Samstag, 10.10.2020
„Was?", schießt es unwillkürlich aus mir heraus. Ich spüre, wie mir das Blut langsam in den Kopf steigt, doch mein Unbehagen hält ihn nicht davon ab mir geradewegs in die Augen zu sehen. Ein ungläubiger wie auch erfreuter Ausdruck liegt in seinem Gesicht, als er ungeduldig auf eine Antwort wartet.
„Was hast du gerade gesagt?", bohrt er nach, weil ich keine Anstalten mache mein Schweigen zu brechen. Seine fröhliche Miene beginnt zu bröckeln und in dem Moment wird mir bewusst, dass meine Stille ihn verletzt.
Erneut gleitet seine Hand aus meiner, doch nun bin ich es, die ihren Mut zusammennimmt und sie umschließt. Nervös schlucke ich den Kloß in meinem Hals herunter und versuche mich zu überwinden, meine Gefühle auszusprechen. Ich weiß gar nicht, warum es mir so schwerfällt, wenn es mir doch schon das erste Mal gelungen ist und ich mir meiner Emotionen nun im Klaren bin. Es ist ein langer und schmerzhafter Weg gewesen, aber das, was ich für Jordan empfinde, ist in den letzten Tag und Stunden zu etwas Großem herangewachsen. Etwas, was mein Herz mit unzähligen Glücksgefühlen geradezu überschwemmt. Die Realisation trifft mich ins Mark. Klitzekleine Stromschläge wandern durch meinen Körper und treffen mich mitten in die Brust. Der angenehme Schmerz, der sich daraufhin in mir ausbreitet, ist beflügelnd.
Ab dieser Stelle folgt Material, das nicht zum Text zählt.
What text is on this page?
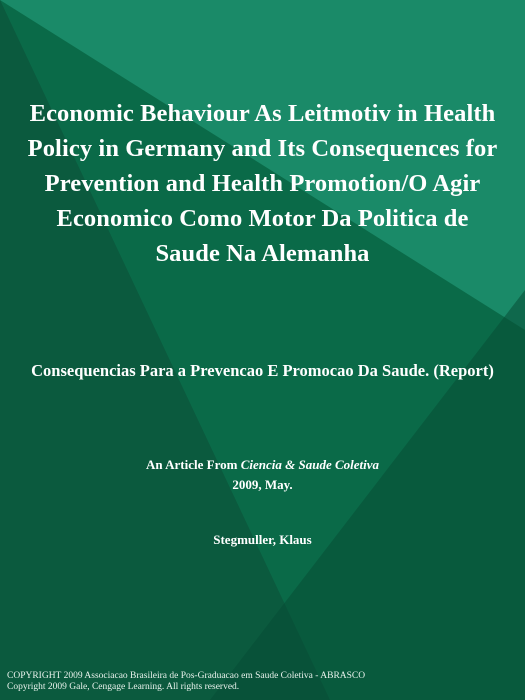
Economic Behaviour As Leitmotiv in Health Policy in Germany and Its Consequences for Prevention and Health Promotion/O Agir Economico Como Motor Da Politica de Saude Na Alemanha

Consequencias Para a Prevencao E Promocao Da Saude. (Report)

An Article From Ciencia & Saude Coletiva
2009, May.

Stegmuller, Klaus

COPYRIGHT 2009 Associacao Brasileira de Pos-Graduacao em Saude Coletiva - ABRASCO
Copyright 2009 Gale, Cengage Learning. All rights reserved.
Eine Welle der Erleichterung überkommt mich, als mir die nächsten Worte seltsam geschmeidig über die Lippen kommen. „Ich liebe dich." Es ist ungewohnt das zu sagen und viel zu lange her, dass ich so gefühlt habe, dennoch spreche ich es mit so einer Leichtigkeit aus, als hätte ich mein Leben lang nichts anderes getan, als ihm meine Liebe zu gestehen.
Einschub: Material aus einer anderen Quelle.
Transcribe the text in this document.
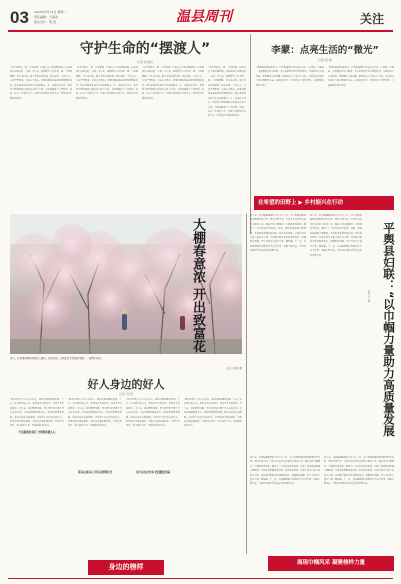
03 2023年3月13日 星期一
责任编辑：王海涛
版式设计：周 涛	温县周刊	关注
守护生命的“摆渡人”
记者 张雨轩
“只要有我在，就一定要把每一位病人安全地送到医院。”这是他常挂在嘴边的一句话。多年来，他始终坚守在急救一线，与时间赛跑，为生命护航。每当急救电话响起，他总是第一个冲出去，无论严寒酷暑，无论白天黑夜。同事们都说他是最值得信赖的伙伴，病人家属也称他为生命的摆渡人。在一次深夜出诊中，他冒着大雨将突发心梗的老人背下六楼，为抢救赢得了宝贵时间。他说，这份工作虽然辛苦，但每当看到病人转危为安，所有的付出都是值得的。
“只要有我在，就一定要把每一位病人安全地送到医院。”这是他常挂在嘴边的一句话。多年来，他始终坚守在急救一线，与时间赛跑，为生命护航。每当急救电话响起，他总是第一个冲出去，无论严寒酷暑，无论白天黑夜。同事们都说他是最值得信赖的伙伴，病人家属也称他为生命的摆渡人。在一次深夜出诊中，他冒着大雨将突发心梗的老人背下六楼，为抢救赢得了宝贵时间。他说，这份工作虽然辛苦，但每当看到病人转危为安，所有的付出都是值得的。
“只要有我在，就一定要把每一位病人安全地送到医院。”这是他常挂在嘴边的一句话。多年来，他始终坚守在急救一线，与时间赛跑，为生命护航。每当急救电话响起，他总是第一个冲出去，无论严寒酷暑，无论白天黑夜。同事们都说他是最值得信赖的伙伴，病人家属也称他为生命的摆渡人。在一次深夜出诊中，他冒着大雨将突发心梗的老人背下六楼，为抢救赢得了宝贵时间。他说，这份工作虽然辛苦，但每当看到病人转危为安，所有的付出都是值得的。
“只要有我在，就一定要把每一位病人安全地送到医院。”这是他常挂在嘴边的一句话。多年来，他始终坚守在急救一线，与时间赛跑，为生命护航。每当急救电话响起，他总是第一个冲出去，无论严寒酷暑，无论白天黑夜。同事们都说他是最值得信赖的伙伴，病人家属也称他为生命的摆渡人。在一次深夜出诊中，他冒着大雨将突发心梗的老人背下六楼，为抢救赢得了宝贵时间。他说，这份工作虽然辛苦，但每当看到病人转危为安，所有的付出都是值得的。
李蒙：点亮生活的“微光”
记者 杨 帆
“我能做的事情虽然小，但也希望能给身边的人带来一点温暖。”李蒙是一名普通的社区志愿者，多年来她坚持走访困难群众，为他们送去生活物资，帮助解决实际问题。她组织成立了爱心小分队，带动更多居民参与到志愿服务中来。在她的带动下，社区形成了邻里互助、守望相助的良好氛围。
“我能做的事情虽然小，但也希望能给身边的人带来一点温暖。”李蒙是一名普通的社区志愿者，多年来她坚持走访困难群众，为他们送去生活物资，帮助解决实际问题。她组织成立了爱心小分队，带动更多居民参与到志愿服务中来。在她的带动下，社区形成了邻里互助、守望相助的良好氛围。
在希望的田野上 ▶ 乡村振兴在行动
大棚春意浓 开出致富花
近日，赵堡镇某种植基地的大棚内，春意盎然，村民们正忙着管护果树，一派繁忙景象。
记者 李明轩 摄
近年来，县妇联紧紧围绕全县中心工作，充分发挥妇联组织的桥梁纽带作用，团结引领全县广大妇女在经济社会发展中建功立业。通过开展巾帼建功、巾帼创业等活动，激发了广大妇女的创业热情。同时，积极推进家庭文明建设，开展最美家庭评选活动，弘扬良好家风。在维护妇女儿童合法权益方面，县妇联不断完善维权服务体系，畅通维权渠道，切实为妇女儿童办实事、解难题。下一步，县妇联将继续发挥妇女半边天作用，凝聚巾帼力量，为推动县域经济高质量发展贡献力量。
近年来，县妇联紧紧围绕全县中心工作，充分发挥妇联组织的桥梁纽带作用，团结引领全县广大妇女在经济社会发展中建功立业。通过开展巾帼建功、巾帼创业等活动，激发了广大妇女的创业热情。同时，积极推进家庭文明建设，开展最美家庭评选活动，弘扬良好家风。在维护妇女儿童合法权益方面，县妇联不断完善维权服务体系，畅通维权渠道，切实为妇女儿童办实事、解难题。下一步，县妇联将继续发挥妇女半边天作用，凝聚巾帼力量，为推动县域经济高质量发展贡献力量。	平舆县妇联：“以巾帼力量助力高质量发展
记者 王 瑶
好人身边的好人
记者 刘 洋
“我们村里出了这么多好人，他们的事迹感动着每一个人。”在村民们的口中，他们是平凡的邻居，也是不平凡的榜样。多年来，他们默默奉献，用实际行动诠释了什么是真善美。无论是照顾孤寡老人，还是帮助困难家庭，他们总是冲在最前面。正是有了这些身边的好人，村里的风气越来越好，邻里关系越来越和睦。大家纷纷表示，要向他们学习，争做新时代的好人。
不畏艰难担重任 守望相助暖人心
“我们村里出了这么多好人，他们的事迹感动着每一个人。”在村民们的口中，他们是平凡的邻居，也是不平凡的榜样。多年来，他们默默奉献，用实际行动诠释了什么是真善美。无论是照顾孤寡老人，还是帮助困难家庭，他们总是冲在最前面。正是有了这些身边的好人，村里的风气越来越好，邻里关系越来越和睦。大家纷纷表示，要向他们学习，争做新时代的好人。
用真心换真心 用行动诠释担当
“我们村里出了这么多好人，他们的事迹感动着每一个人。”在村民们的口中，他们是平凡的邻居，也是不平凡的榜样。多年来，他们默默奉献，用实际行动诠释了什么是真善美。无论是照顾孤寡老人，还是帮助困难家庭，他们总是冲在最前面。正是有了这些身边的好人，村里的风气越来越好，邻里关系越来越和睦。大家纷纷表示，要向他们学习，争做新时代的好人。
为乡亲们办实事 把温暖送到家
“我们村里出了这么多好人，他们的事迹感动着每一个人。”在村民们的口中，他们是平凡的邻居，也是不平凡的榜样。多年来，他们默默奉献，用实际行动诠释了什么是真善美。无论是照顾孤寡老人，还是帮助困难家庭，他们总是冲在最前面。正是有了这些身边的好人，村里的风气越来越好，邻里关系越来越和睦。大家纷纷表示，要向他们学习，争做新时代的好人。
近年来，县妇联紧紧围绕全县中心工作，充分发挥妇联组织的桥梁纽带作用，团结引领全县广大妇女在经济社会发展中建功立业。通过开展巾帼建功、巾帼创业等活动，激发了广大妇女的创业热情。同时，积极推进家庭文明建设，开展最美家庭评选活动，弘扬良好家风。在维护妇女儿童合法权益方面，县妇联不断完善维权服务体系，畅通维权渠道，切实为妇女儿童办实事、解难题。下一步，县妇联将继续发挥妇女半边天作用，凝聚巾帼力量，为推动县域经济高质量发展贡献力量。
近年来，县妇联紧紧围绕全县中心工作，充分发挥妇联组织的桥梁纽带作用，团结引领全县广大妇女在经济社会发展中建功立业。通过开展巾帼建功、巾帼创业等活动，激发了广大妇女的创业热情。同时，积极推进家庭文明建设，开展最美家庭评选活动，弘扬良好家风。在维护妇女儿童合法权益方面，县妇联不断完善维权服务体系，畅通维权渠道，切实为妇女儿童办实事、解难题。下一步，县妇联将继续发挥妇女半边天作用，凝聚巾帼力量，为推动县域经济高质量发展贡献力量。
身边的榜样	展现巾帼风采 凝聚榜样力量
Mein Griff um seine Hand wird lockerer, als ich beginne zu zittern. Mit jeder Sekunde die vergeht und in der er nichts sagt, steigt meine Nervosität und damit wächst sein breites Grinsen. Ich kenne den Ausdruck nur aus kitschigen Büchern und habe mir nie vorstellen können, wie so etwas aussieht, doch ich glaube tatsächlich etwas in seinen Augen funkeln zu sehen. Einen Schimmer, der das Dunkle seiner Iris erleuchtet, während er mich so anschaut, wie mich niemand zuvor angesehen hat.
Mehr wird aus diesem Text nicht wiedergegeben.